We have been bullish on certain emerging-market assets since earlier this year, particularly Brazilian bonds. We viewed them as a reversion-to-the-mean trade as commodity prices stabilized and Brazil found its way to the resolution of its long-running political crises. In U.S. dollar terms, emerging-market bonds have performed well, as of this writing up more than 15% year-to-date. (We have used illustrative U.S.-traded ETFs for both bonds and equities). Emerging-market equities have not been left out of the rally, as of this writing up more than 16% year-to-date. (The previous 5 years were not so rosy — down nearly 18% for EM stocks and 19% for bonds.)
In comparison, 10-year U.S. Treasuries’ total return so far in 2016 has been about 8%, while U.S. stocks have returned about 7% including dividends as of this writing.
While we would still be tactical allocators in emerging markets, to particular countries, industries, and instruments, we can point out some of the overall advantages that EM assets enjoy under current conditions.
First and foremost, while developed-market equity valuations are stretched, EM valuations are reasonable, both compared to their own history and compared to developed markets’. The chart below shows historical CAPE (cyclically adjusted price-to-earnings) ratios for various world markets. (CAPE ratios smooth earnings by averaging inflation-adjusted earnings over a 10-year period.)
Source: Source Multi-Asset Research
Emerging markets are below their long-term CAPE ratio, while the U.S. is slightly above it. This makes sense, given the post-crisis underperformance of emerging-market equities, which in U.S. dollar terms have been treading water since 2009.
Near the beginning of that period of underperformance, EM CAPE ratios were high — 24.6 at the end of 2010, versus 21.5 for the U.S. at the same time. In short, the post-crisis period has set up a broad reversion-to-the-mean story for emerging markets. Historical analysis suggests that with EM valuations low and U.S. valuations higher, the next five years may see corresponding EM outperformance.

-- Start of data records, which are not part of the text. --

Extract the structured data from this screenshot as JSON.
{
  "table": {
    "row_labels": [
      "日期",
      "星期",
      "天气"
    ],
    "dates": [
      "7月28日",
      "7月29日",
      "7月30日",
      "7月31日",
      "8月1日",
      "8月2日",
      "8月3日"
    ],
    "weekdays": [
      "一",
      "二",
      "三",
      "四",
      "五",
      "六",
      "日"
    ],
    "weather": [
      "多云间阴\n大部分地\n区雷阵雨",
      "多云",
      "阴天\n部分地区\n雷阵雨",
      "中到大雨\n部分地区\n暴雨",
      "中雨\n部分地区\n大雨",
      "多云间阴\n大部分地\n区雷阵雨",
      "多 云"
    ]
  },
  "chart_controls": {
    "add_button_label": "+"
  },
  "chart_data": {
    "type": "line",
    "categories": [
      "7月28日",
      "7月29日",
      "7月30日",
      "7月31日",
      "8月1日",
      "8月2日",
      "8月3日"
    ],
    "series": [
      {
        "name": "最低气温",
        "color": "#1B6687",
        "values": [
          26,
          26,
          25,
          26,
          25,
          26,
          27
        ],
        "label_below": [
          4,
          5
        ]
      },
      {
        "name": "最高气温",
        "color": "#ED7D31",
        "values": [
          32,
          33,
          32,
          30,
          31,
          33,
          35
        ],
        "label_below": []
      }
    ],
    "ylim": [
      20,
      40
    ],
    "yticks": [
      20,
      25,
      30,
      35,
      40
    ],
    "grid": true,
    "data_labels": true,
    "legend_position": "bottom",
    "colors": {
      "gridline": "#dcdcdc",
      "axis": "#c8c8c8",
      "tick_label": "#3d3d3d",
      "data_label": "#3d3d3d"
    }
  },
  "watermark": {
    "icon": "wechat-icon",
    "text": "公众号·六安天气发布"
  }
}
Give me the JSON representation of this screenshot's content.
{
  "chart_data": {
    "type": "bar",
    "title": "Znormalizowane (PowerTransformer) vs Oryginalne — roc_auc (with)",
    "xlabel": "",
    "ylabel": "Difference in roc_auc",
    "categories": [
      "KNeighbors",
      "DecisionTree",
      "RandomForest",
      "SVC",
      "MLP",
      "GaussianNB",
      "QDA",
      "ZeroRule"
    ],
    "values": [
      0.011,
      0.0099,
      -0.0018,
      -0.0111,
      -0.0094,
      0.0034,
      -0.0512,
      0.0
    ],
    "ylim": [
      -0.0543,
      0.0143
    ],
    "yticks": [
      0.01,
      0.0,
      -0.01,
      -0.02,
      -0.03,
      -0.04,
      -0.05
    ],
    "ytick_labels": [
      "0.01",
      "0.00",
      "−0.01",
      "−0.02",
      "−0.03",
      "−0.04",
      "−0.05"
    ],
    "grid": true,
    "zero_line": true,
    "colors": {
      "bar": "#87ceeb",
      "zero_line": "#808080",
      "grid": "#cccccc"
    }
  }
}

There are several risks to this view. One is posed by commodities. EM currencies correlate fairly closely to commodity prices, so EM equity outperformance in U.S. dollar terms depends on the accuracy of the thesis that commodity prices have indeed stabilized. A second risk is posed by Fed tightening. The ultimate global effects of the Fed’s coming rate rises are unclear, but historical analysis suggests at least that EM currencies generally do not fall during rate-hike periods.
A third risk is posed by China, since a significant Chinese slowdown would affect both commodity exporters and manufacturers in the emerging world. Our regular readers know that while we think problems are in store for China, we don’t believe they will boil over for another two to four years. The Chinese authorities have apparently given up on a gradual deflation of their leverage bubble, and are letting it continue until it bursts. When that happens, it will be an event of global economic significance, because of the slowdown in demand growth that a Chinese recession could cause. But once again, while such a crisis is taking shape, we do not believe it is imminent.
Investment implications: After years of underperformance, emerging-market assets may be poised to continue the outperformance they’ve shown in 2016 thus far. Although risks are still posed by commodities and by the eventual popping of China’s bubbles, EM valuations are attractive — below the average of their long-term history. If history is a guide, EM assets may be at the beginning of a longer-term reversion-to-the-mean trend.